L’autre enjeu essentiel de cette année se situe dans le domaine économique et social. L’année passée a été celle de l’explosion de la demande sociale héritée de plusieurs décennies de marginalisation et d’inégalité sociale et régionale. L’ampleur de cette contestation et de la mobilisation sociale ont parfois bloqué des secteurs essentiels de l’activité économique.

L’année qui commence devrait être celle de la réinvention d’un nouveau modèle économique et social qui rompt avec les années « consensus de Washington » où la stabilité macroéconomique était la principale préoccupation de nos stratégies de développement. Certes, la définition d’un nouveau modèle économique et social demandera plusieurs années. Mais, il sera essentiel lors de la nouvelle année de tracer les grandes lignes d’une nouvelle ambition même s’il nous faudra plusieurs d’années pour l’exécuter.
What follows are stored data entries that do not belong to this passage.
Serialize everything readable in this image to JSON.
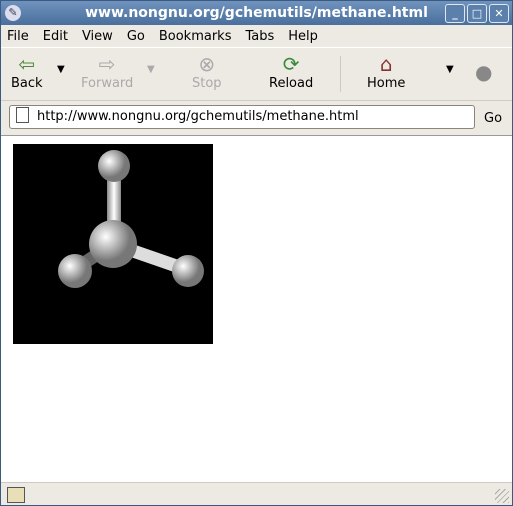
{
  "window": {
    "title": "www.nongnu.org/gchemutils/methane.html"
  },
  "menu": [
    "File",
    "Edit",
    "View",
    "Go",
    "Bookmarks",
    "Tabs",
    "Help"
  ],
  "toolbar": {
    "back": "Back",
    "forward": "Forward",
    "stop": "Stop",
    "reload": "Reload",
    "home": "Home"
  },
  "urlbar": {
    "value": "http://www.nongnu.org/gchemutils/methane.html",
    "go": "Go"
  }
}
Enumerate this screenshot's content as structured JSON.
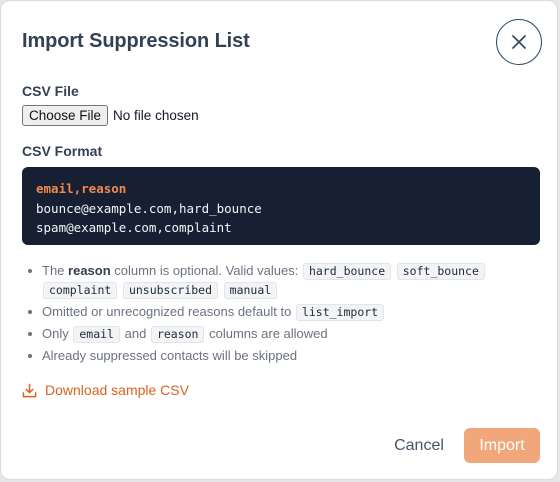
{
  "dialog": {
    "title": "Import Suppression List",
    "close_icon": "close-icon"
  },
  "file_field": {
    "label": "CSV File",
    "button_label": "Choose File",
    "status": "No file chosen"
  },
  "format": {
    "label": "CSV Format",
    "code_lines": [
      "email,reason",
      "bounce@example.com,hard_bounce",
      "spam@example.com,complaint"
    ]
  },
  "notes": {
    "item1": {
      "prefix": "The",
      "bold": "reason",
      "suffix": "column is optional. Valid values:",
      "values": [
        "hard_bounce",
        "soft_bounce",
        "complaint",
        "unsubscribed",
        "manual"
      ]
    },
    "item2": {
      "text": "Omitted or unrecognized reasons default to",
      "value": "list_import"
    },
    "item3": {
      "prefix": "Only",
      "code1": "email",
      "middle": "and",
      "code2": "reason",
      "suffix": "columns are allowed"
    },
    "item4": {
      "text": "Already suppressed contacts will be skipped"
    }
  },
  "download": {
    "label": "Download sample CSV",
    "icon": "download-icon"
  },
  "actions": {
    "cancel_label": "Cancel",
    "import_label": "Import"
  },
  "colors": {
    "accent": "#d9621f",
    "import_button": "#f2a77b",
    "code_background": "#172033",
    "code_header": "#f08a4b",
    "title_text": "#334155"
  }
}
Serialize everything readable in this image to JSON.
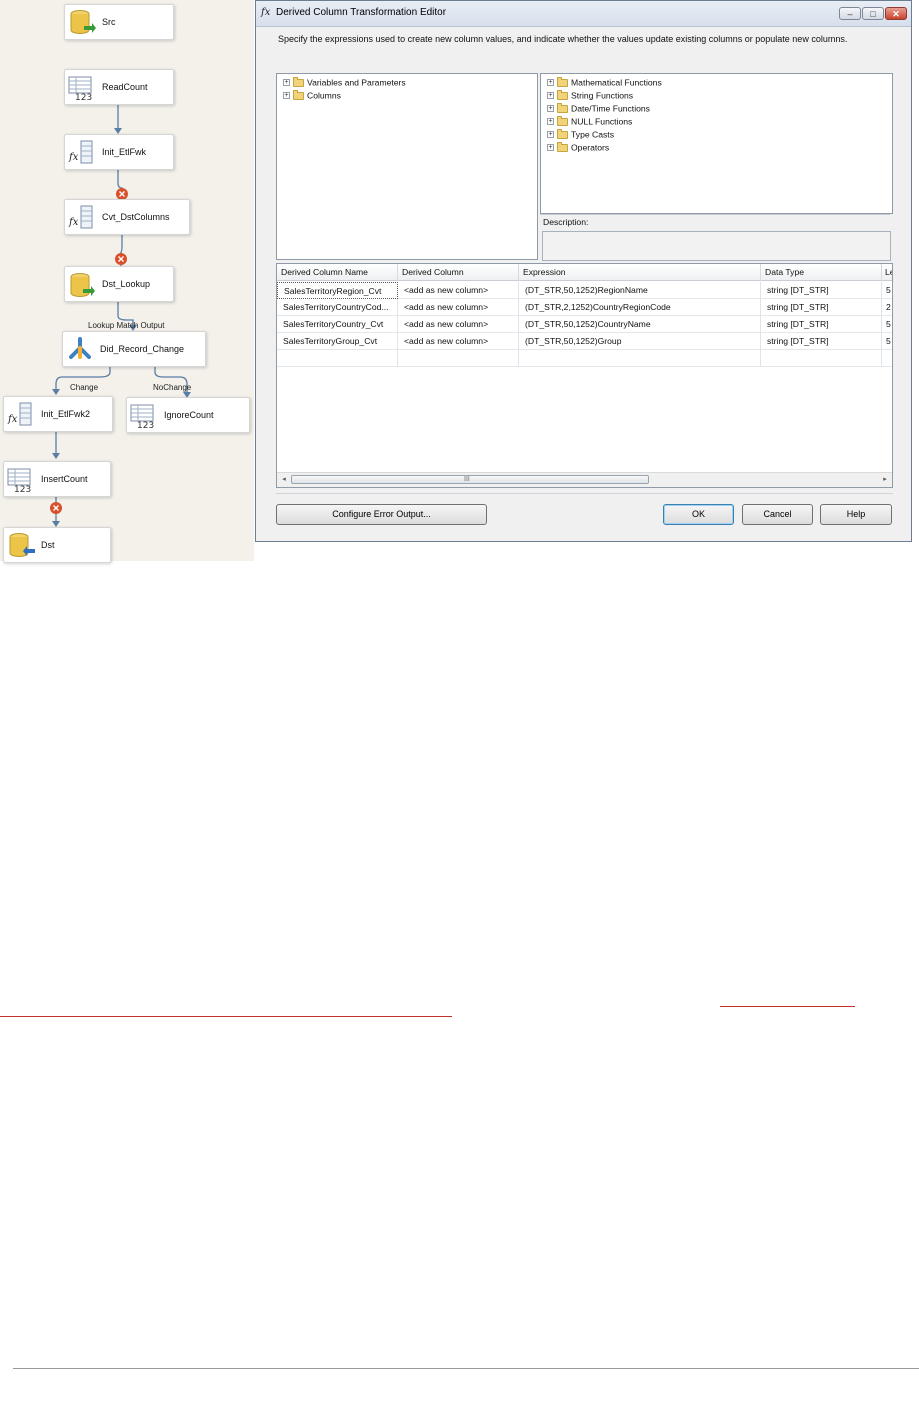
{
  "flow": {
    "nodes": [
      {
        "label": "Src",
        "icon": "database-source-icon"
      },
      {
        "label": "ReadCount",
        "icon": "row-count-icon"
      },
      {
        "label": "Init_EtlFwk",
        "icon": "derived-column-icon"
      },
      {
        "label": "Cvt_DstColumns",
        "icon": "derived-column-icon"
      },
      {
        "label": "Dst_Lookup",
        "icon": "lookup-icon"
      },
      {
        "label": "Did_Record_Change",
        "icon": "conditional-split-icon"
      },
      {
        "label": "Init_EtlFwk2",
        "icon": "derived-column-icon"
      },
      {
        "label": "IgnoreCount",
        "icon": "row-count-icon"
      },
      {
        "label": "InsertCount",
        "icon": "row-count-icon"
      },
      {
        "label": "Dst",
        "icon": "database-destination-icon"
      }
    ],
    "path_labels": {
      "lookup_match": "Lookup Match Output",
      "change": "Change",
      "nochange": "NoChange"
    }
  },
  "dialog": {
    "title": "Derived Column Transformation Editor",
    "title_icon": "fx",
    "window_buttons": {
      "minimize": "‒",
      "maximize": "□",
      "close": "✕"
    },
    "instructions": "Specify the expressions used to create new column values, and indicate whether the values update existing columns or populate new columns.",
    "left_tree": [
      "Variables and Parameters",
      "Columns"
    ],
    "right_tree": [
      "Mathematical Functions",
      "String Functions",
      "Date/Time Functions",
      "NULL Functions",
      "Type Casts",
      "Operators"
    ],
    "description_label": "Description:",
    "grid": {
      "columns": [
        "Derived Column Name",
        "Derived Column",
        "Expression",
        "Data Type",
        "Le"
      ],
      "rows": [
        [
          "SalesTerritoryRegion_Cvt",
          "<add as new column>",
          "(DT_STR,50,1252)RegionName",
          "string [DT_STR]",
          "5"
        ],
        [
          "SalesTerritoryCountryCod...",
          "<add as new column>",
          "(DT_STR,2,1252)CountryRegionCode",
          "string [DT_STR]",
          "2"
        ],
        [
          "SalesTerritoryCountry_Cvt",
          "<add as new column>",
          "(DT_STR,50,1252)CountryName",
          "string [DT_STR]",
          "5"
        ],
        [
          "SalesTerritoryGroup_Cvt",
          "<add as new column>",
          "(DT_STR,50,1252)Group",
          "string [DT_STR]",
          "5"
        ]
      ],
      "scroll_left": "◂",
      "scroll_right": "▸",
      "scroll_grip": "III"
    },
    "buttons": {
      "configure": "Configure Error Output...",
      "ok": "OK",
      "cancel": "Cancel",
      "help": "Help"
    }
  }
}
Cette ambition doit effectuer une rupture majeure avec le passé et la gestion « effrayée » de l’économie. Nous devons sortir des schémas construits autour de la stabilisation, des économies, de la rigueur, et de l’équilibre pour nous fixer l’émergence comme l’horizon de nos sociétés. Toutes les régions du monde sont sorties de la marge pour rentrer avec fracas dans l’ère de l’émergence et de la richesse à l’exception du monde arabe resté soumis aux schémas anciens et renfermé dans la gestion de ses rentes. Les printemps arabes doivent ouvrir une nouvelle temporalité où le monde arabe doit s’inscrire dans le grand basculement du monde qui a annoncé la fin du modèle occidental et le recentrement du monde vers l’Asie, l’Amérique Latine ou l’Afrique.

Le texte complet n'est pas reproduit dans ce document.